Shared Training Infrastructure

This page documents the reusable infrastructure that resolves TE experiment identity, prepares immutable artifact folders, initializes shared Lightning components, and maintains family/program registries.

Shared training utilities for TE run identity, artifacts, and registries.

class scripts.training.shared_training_infrastructure.ExperimentIdentity(model_family, model_type, run_name)[source]

Logical experiment identity resolved from a training configuration.

Parameters:
  • model_family (str)

  • model_type (str)

  • run_name (str)

class scripts.training.shared_training_infrastructure.ModelParameterSummary(backbone_name, trainable_parameter_count, frozen_parameter_count, total_parameter_count)[source]

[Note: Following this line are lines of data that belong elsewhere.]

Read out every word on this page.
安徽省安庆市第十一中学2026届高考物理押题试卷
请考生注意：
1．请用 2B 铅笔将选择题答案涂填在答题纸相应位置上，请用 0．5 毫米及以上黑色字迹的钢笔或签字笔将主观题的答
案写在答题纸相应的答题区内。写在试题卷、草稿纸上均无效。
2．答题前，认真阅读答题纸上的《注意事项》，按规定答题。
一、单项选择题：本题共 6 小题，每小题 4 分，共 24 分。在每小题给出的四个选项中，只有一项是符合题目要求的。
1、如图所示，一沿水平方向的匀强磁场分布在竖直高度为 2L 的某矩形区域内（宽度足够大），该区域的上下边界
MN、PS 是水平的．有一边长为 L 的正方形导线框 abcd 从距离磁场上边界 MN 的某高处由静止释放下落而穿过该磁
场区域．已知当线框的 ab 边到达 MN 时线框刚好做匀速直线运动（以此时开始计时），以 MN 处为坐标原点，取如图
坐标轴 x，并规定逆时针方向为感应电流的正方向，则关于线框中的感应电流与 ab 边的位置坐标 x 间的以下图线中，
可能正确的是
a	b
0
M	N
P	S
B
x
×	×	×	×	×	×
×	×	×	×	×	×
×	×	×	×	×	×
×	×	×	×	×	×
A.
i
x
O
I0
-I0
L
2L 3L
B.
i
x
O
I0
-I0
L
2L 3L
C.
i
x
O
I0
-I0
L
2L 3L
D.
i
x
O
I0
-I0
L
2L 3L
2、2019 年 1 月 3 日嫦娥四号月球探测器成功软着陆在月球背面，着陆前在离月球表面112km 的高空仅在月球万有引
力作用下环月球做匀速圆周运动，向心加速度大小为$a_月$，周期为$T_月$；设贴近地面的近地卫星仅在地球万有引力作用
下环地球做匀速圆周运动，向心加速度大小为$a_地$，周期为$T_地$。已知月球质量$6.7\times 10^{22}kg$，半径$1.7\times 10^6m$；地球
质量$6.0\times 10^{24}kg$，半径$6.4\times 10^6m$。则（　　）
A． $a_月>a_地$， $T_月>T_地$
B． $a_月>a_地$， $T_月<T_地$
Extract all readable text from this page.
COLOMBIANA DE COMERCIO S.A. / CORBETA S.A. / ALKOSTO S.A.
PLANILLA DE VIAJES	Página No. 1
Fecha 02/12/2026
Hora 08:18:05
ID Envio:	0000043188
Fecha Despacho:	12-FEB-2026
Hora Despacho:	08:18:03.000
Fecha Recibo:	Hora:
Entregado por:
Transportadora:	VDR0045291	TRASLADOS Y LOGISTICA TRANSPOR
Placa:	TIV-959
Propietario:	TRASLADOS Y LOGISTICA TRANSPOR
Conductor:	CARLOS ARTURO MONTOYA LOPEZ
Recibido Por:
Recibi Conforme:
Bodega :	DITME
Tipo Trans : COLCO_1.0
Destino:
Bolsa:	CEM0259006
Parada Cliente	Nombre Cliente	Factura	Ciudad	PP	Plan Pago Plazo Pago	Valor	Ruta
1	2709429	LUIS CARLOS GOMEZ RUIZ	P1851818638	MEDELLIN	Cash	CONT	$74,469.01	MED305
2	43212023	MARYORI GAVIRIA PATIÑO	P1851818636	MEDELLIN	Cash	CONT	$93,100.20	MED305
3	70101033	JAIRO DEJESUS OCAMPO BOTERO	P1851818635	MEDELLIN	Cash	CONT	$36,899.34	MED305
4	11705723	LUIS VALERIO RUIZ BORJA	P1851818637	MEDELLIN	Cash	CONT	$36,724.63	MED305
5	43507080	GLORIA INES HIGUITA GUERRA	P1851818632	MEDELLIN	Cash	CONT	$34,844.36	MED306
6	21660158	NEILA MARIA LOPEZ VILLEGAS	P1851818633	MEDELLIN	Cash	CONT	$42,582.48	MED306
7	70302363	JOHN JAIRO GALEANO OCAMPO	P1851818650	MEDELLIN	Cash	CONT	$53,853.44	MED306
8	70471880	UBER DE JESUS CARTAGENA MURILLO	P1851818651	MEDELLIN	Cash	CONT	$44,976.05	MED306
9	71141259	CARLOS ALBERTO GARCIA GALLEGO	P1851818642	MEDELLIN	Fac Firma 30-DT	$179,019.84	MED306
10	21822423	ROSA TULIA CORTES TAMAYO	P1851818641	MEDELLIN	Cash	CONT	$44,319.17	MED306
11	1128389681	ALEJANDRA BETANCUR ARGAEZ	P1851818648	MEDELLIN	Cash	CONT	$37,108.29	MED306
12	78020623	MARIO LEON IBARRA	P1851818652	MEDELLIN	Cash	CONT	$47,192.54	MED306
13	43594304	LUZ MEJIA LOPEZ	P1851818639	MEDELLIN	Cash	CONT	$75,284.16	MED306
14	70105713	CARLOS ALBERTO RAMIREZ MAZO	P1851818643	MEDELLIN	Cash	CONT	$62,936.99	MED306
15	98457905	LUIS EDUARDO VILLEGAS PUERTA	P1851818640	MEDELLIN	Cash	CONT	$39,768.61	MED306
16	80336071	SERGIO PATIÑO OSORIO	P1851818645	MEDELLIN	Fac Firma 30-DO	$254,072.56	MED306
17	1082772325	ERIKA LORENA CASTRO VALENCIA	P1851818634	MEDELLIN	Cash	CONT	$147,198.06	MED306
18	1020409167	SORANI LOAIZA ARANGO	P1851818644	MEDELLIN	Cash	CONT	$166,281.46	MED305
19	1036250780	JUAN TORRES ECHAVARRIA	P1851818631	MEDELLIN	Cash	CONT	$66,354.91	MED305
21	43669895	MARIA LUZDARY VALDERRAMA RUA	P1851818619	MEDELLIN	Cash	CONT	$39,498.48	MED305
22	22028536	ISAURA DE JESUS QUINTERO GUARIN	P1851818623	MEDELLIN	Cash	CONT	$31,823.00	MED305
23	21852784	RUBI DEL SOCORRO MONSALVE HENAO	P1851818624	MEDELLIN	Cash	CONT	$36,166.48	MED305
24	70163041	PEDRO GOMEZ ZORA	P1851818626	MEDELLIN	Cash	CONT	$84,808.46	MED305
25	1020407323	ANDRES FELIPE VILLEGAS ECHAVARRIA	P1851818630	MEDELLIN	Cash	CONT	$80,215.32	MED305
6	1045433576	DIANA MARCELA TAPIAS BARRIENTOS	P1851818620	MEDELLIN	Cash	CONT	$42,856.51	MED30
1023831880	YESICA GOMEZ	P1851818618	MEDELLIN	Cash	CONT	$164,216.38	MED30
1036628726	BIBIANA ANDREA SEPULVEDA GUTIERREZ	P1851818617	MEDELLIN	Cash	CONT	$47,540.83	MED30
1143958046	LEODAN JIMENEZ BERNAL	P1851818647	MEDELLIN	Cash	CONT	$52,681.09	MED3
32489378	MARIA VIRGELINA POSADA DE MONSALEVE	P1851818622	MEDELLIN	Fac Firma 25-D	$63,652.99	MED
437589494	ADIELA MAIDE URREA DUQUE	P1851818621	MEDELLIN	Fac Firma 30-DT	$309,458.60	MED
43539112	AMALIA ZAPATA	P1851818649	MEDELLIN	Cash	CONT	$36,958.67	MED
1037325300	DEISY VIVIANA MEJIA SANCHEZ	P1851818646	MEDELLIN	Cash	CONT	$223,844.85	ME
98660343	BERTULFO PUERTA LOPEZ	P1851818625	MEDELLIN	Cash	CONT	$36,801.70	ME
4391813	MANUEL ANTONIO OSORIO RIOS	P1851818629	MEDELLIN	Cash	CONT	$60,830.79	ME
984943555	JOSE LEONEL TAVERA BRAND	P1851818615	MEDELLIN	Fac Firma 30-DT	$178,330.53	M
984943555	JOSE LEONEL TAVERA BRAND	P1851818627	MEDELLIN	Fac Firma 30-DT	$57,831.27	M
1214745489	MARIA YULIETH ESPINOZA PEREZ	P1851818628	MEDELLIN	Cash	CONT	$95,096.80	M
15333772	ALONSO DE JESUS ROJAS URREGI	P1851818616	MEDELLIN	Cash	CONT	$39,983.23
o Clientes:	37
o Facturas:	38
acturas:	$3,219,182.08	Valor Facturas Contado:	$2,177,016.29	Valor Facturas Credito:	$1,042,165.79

Trainable, frozen, and total parameter counts for one backbone.

Parameters:
  • backbone_name (str)

  • trainable_parameter_count (int)

  • frozen_parameter_count (int)

  • total_parameter_count (int)

class scripts.training.shared_training_infrastructure.RunArtifactIdentity(artifact_kind, model_family, run_name, run_instance_id, output_directory)[source]

Physical artifact identity used for immutable output folders.

Parameters:
  • artifact_kind (str)

  • model_family (str)

  • run_name (str)

  • run_instance_id (str)

  • output_directory (Path)

scripts.training.shared_training_infrastructure.load_training_config(config_path=DEFAULT_CONFIG_PATH)[source]

Load and validate a YAML training configuration.

Parameters:

config_path (str | Path) – Absolute or project-relative configuration path.

Returns:

Parsed training configuration dictionary.

Return type:

dict[str, Any]

scripts.training.shared_training_infrastructure.resolve_experiment_identity(training_config)[source]

Resolve the logical experiment identity from the training config.

Parameters:

training_config (dict[str, Any]) – Parsed training configuration dictionary.

Returns:

Normalized model family, model type, and run name.

Return type:

ExperimentIdentity

scripts.training.shared_training_infrastructure.prepare_output_artifact_training_config(training_config, artifact_kind=RUN_OUTPUT_ARTIFACT_KIND, run_name_suffix=None, run_instance_id=None)[source]

Attach output-artifact metadata to a cloned training configuration.

Parameters:
  • training_config (dict[str, Any]) – Source training configuration.

  • artifact_kind (str) – Artifact family such as training run or validation check.

  • run_name_suffix (str | None) – Optional suffix appended to the logical run name.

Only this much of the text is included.